Но. Здесь было какое-то "но".
Я сказала:
— Хочу искупаться.
Он сказал:
— Давай.
— А я не утону от холода?
Толик повел плечом, любимое его, странное, рваное движение.
— Без понятия. Но если хочется так, то это без разницы. С осознанием того, что за косяки при любых раскладах отбашляешь живется легче.
Вот такая вот философия на фене. Фенесофия.
Я сказала:
— Тогда отойдите.
Я подумала, стоит мне разбежаться и прыгнуть, рухнуть в холодную воду, как я тут же стану другим человеком. Может, мы поговорили, я открылась, а теперь я окунусь в местный Коцит, и стану новой Ритой. Ритой-лучше-прежней. Все обрадуются.
Толик отошел в сторону, как можно дальше, так что пятки его качались над водой. Я прошлась по мостику обратно, скользя мокрыми ногами, боясь грохнуться.
Это оказалось проще, чем я думала. Я разбежалась и просто не останавливалась. Рухнула в ледяную воду, такую холодную, что, я знала — в ней можно умереть.
Наверное, это цепляло меня больше всего. Возможность. Не такая уж и плохая из меня вышла Вирджиния Вульф.
Было неожиданно глубоко, и я ушла под воду. Больше она не казалась мне прозрачной, теперь вода стала черной. Странное дело, я не касалась ногами дна. А, может, это и иллюзия, может, так причудливо моя память сложила чувства и реальность.
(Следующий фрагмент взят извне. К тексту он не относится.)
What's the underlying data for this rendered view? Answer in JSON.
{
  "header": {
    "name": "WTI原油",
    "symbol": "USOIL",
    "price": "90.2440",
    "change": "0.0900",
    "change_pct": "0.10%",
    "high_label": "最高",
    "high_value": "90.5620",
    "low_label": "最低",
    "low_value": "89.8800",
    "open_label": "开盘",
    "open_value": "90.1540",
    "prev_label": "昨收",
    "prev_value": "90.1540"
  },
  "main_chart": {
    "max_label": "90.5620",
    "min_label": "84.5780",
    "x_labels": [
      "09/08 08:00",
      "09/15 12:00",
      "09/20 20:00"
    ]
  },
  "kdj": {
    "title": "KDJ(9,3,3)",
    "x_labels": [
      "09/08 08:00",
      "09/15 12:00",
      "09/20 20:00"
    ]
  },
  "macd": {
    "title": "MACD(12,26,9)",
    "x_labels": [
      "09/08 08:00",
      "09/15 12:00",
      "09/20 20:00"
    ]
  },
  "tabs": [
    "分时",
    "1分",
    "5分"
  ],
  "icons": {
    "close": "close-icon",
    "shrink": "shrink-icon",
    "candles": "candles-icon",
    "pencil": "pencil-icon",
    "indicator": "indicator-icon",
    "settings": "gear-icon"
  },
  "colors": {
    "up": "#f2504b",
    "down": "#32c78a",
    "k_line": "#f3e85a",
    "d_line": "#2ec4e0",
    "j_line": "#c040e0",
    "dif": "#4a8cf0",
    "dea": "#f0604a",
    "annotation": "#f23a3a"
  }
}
Солнце пробивалось сюда с трудом. Я даже хотела остаться здесь, внизу, но нестерпимый зуд в груди, зуд, переходящий в жжение, заставил меня выплыть, вырваться из воды. Толик подхватил меня.
— Наплавалась?
Я покачала головой.
— Нет! Хочу еще!
Я снова нырнула, ушла под воду, свет мгновенно померк. Мне захотелось сделать глубокий вдох. Я знаю, это глупо. Думаю, на самом деле я не желала смерти. Поэтому я не сделала того вдоха. Я просто задержала дыхание и смотрела на отдаляющийся, охватываемый чернотой со всех сторон, почти голубой свет. Как будто пространство надо мной стянул лед.